Although most people don’t become violent vigilantes for their ideas, they are vehemently opposed to any sort of compromise of their ideas.  One dumbass on Crooks and Liars tried to tell me that there’s no such thing as welfare lifers anymore because Clinton passed a law in the 90’s that made it impossible to be on welfare for life.  When I told him that welfare lifers exist, that I’ve worked with teens whose parents were unemployed and still getting welfare, and that there are welfare lifers even in my own family, he flat out called me a liar.

Rorschach gets vaporized at the end of the film when he discovers the truth about Ozymandias’ plot.  He threatens to expose the plot, and Dr. Manhattan kills him to cover up the truth.  Rorschach willingly meets his doom, because he knows that he cannot allow himself to remain silent.  He would rather die than compromise his beliefs.

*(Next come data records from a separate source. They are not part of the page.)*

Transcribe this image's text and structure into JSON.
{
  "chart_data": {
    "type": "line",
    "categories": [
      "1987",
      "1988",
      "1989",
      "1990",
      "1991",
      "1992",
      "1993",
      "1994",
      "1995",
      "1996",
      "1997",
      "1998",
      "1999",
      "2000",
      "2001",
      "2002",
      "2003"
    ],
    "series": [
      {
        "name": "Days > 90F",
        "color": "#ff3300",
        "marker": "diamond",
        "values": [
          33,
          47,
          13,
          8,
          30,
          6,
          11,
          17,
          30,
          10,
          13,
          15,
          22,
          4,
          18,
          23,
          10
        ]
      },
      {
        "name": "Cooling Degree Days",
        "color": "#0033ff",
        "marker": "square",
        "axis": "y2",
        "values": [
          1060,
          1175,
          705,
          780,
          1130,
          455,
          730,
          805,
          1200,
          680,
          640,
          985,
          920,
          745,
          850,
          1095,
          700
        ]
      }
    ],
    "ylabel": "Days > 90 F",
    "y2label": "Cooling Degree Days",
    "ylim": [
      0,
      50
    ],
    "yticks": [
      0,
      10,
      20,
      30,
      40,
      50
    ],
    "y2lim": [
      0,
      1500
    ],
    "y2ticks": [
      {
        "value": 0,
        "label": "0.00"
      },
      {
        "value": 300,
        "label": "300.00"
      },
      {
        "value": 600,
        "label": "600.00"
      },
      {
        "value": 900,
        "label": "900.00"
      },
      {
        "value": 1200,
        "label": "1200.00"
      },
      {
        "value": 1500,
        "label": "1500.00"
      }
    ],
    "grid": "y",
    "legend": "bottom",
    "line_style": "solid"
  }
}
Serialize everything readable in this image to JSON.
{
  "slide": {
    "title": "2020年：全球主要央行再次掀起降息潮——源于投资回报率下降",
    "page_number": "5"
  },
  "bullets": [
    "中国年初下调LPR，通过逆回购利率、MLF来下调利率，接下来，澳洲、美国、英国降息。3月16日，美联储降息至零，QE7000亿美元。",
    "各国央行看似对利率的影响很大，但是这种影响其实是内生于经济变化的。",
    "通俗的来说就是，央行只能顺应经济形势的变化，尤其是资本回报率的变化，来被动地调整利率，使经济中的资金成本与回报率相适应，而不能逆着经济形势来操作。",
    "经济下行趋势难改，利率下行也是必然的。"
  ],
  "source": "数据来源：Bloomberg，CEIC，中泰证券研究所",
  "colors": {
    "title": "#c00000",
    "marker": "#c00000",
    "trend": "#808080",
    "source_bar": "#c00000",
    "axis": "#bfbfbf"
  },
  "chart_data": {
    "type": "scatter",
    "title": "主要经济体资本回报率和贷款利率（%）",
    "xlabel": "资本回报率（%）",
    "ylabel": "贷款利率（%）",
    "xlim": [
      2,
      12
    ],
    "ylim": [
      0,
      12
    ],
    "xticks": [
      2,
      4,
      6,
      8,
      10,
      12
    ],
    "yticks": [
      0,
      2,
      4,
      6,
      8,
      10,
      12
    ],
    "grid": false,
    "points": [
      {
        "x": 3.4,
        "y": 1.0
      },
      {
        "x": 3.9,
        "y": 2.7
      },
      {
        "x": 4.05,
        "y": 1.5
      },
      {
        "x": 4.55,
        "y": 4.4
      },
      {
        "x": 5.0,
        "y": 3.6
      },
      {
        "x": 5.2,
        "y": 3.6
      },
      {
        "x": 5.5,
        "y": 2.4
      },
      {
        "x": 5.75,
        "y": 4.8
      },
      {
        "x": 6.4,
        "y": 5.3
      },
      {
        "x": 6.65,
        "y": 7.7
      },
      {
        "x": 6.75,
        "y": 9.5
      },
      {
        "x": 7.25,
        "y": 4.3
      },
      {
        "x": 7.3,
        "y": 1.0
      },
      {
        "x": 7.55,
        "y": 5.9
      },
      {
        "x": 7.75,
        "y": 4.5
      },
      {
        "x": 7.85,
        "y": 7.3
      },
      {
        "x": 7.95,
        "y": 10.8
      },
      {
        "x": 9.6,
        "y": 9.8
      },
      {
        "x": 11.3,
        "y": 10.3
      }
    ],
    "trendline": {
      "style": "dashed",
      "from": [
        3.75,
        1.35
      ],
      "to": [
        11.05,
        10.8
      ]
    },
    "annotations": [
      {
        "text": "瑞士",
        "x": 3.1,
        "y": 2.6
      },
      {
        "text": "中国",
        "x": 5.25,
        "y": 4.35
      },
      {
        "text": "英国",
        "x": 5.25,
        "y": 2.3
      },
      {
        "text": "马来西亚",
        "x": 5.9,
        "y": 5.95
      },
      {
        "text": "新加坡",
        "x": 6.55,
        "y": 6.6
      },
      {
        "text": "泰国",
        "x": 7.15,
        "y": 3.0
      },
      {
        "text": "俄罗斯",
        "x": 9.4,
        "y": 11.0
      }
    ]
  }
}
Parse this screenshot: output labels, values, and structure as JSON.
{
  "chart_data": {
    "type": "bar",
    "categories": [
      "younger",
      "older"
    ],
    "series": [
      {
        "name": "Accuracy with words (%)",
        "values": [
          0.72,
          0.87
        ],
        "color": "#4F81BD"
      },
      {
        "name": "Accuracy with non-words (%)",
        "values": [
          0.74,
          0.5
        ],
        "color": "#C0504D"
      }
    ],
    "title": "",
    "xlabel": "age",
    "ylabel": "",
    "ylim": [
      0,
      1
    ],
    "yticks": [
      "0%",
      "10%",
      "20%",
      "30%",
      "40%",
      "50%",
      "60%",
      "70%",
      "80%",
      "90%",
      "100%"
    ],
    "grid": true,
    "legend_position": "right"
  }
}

Many American ideologues aren’t faced with physical death when their beliefs are challenged, but they do opt for an intellectual death.  They would rather kill any sense of inquiry, doubt, or self-examination than compromise or admit that they might, by some chance, be mistaken.

6 comments:

Silverfiddle said...

We like the warm, comfy bubble. Many people do not realize that breaking it yourself by investigating on your own is much less painful that having the inevitable reality do it for you when you least expect it.

Jack Camwell said...

Very true. I think of Javert in those type of scenarios when reality bursts your bubble for you.

Harrison said...

I saw the film but, to be honest, I really didn't get into it that much. Perhaps I missed something but I think you need to know the backstory of all these people to really "get it."

Jack Camwell said...

Well, it's an extremely dense film, and I think you're right that background knowledge on the characters is a good thing to have.

The Watchmen is definitely something that you have to watch more than once in order to unpack and understand it all.

Wade said...

It's very sad, in my opinion, how so many people are indeed dense in their beliefs.

If people learned to be more open-minded, especially towards opposing subjects, and learned to compromise - instead of merely "reenacting" nature's flaws - there would be a LOT less confusion in the world.

In a way, Rorschach is kinda who you don't need to be because you'd be completely closed off to compromise and reason, except for justification of your own reasoning. Therefore meaning ecological coexistence with someone like Rorschach would be impossible, save for opposing reasons.

In an ecological sense, Life is a much less valued commodity than Intelligence, given the fact it is in less abundance than what's naturally present on our Earth. And in that respect, intelligence can be extended for longer than the average lifespan by passing that information on through books and recorded media. In a plausible future, life will possibly lose value significantly against intellect, being that synthetic and augmented life-forms will have value based on the amount of information they can create - and that life could possibly be extended indefinitely, lessening its value substantially.

Yes, my ideas are that far ahead.

Jack Camwell said...

Wade,
Thank you for visiting my little patch of internet space.

I honestly can't add anything to your comment, because I think you're right. Your response is very well reasoned, and I like where you went with it.

Greater open-mindedness in myself and other people is something I'm trying to achieve, in an ironic way.

P.S. - Your comments didn't publish immediately because the spam filter flagged it for some reason. Please don't think I was trying to censor you or anything (comment moderation is off here, because I don't even want the temptation of censoring anyone).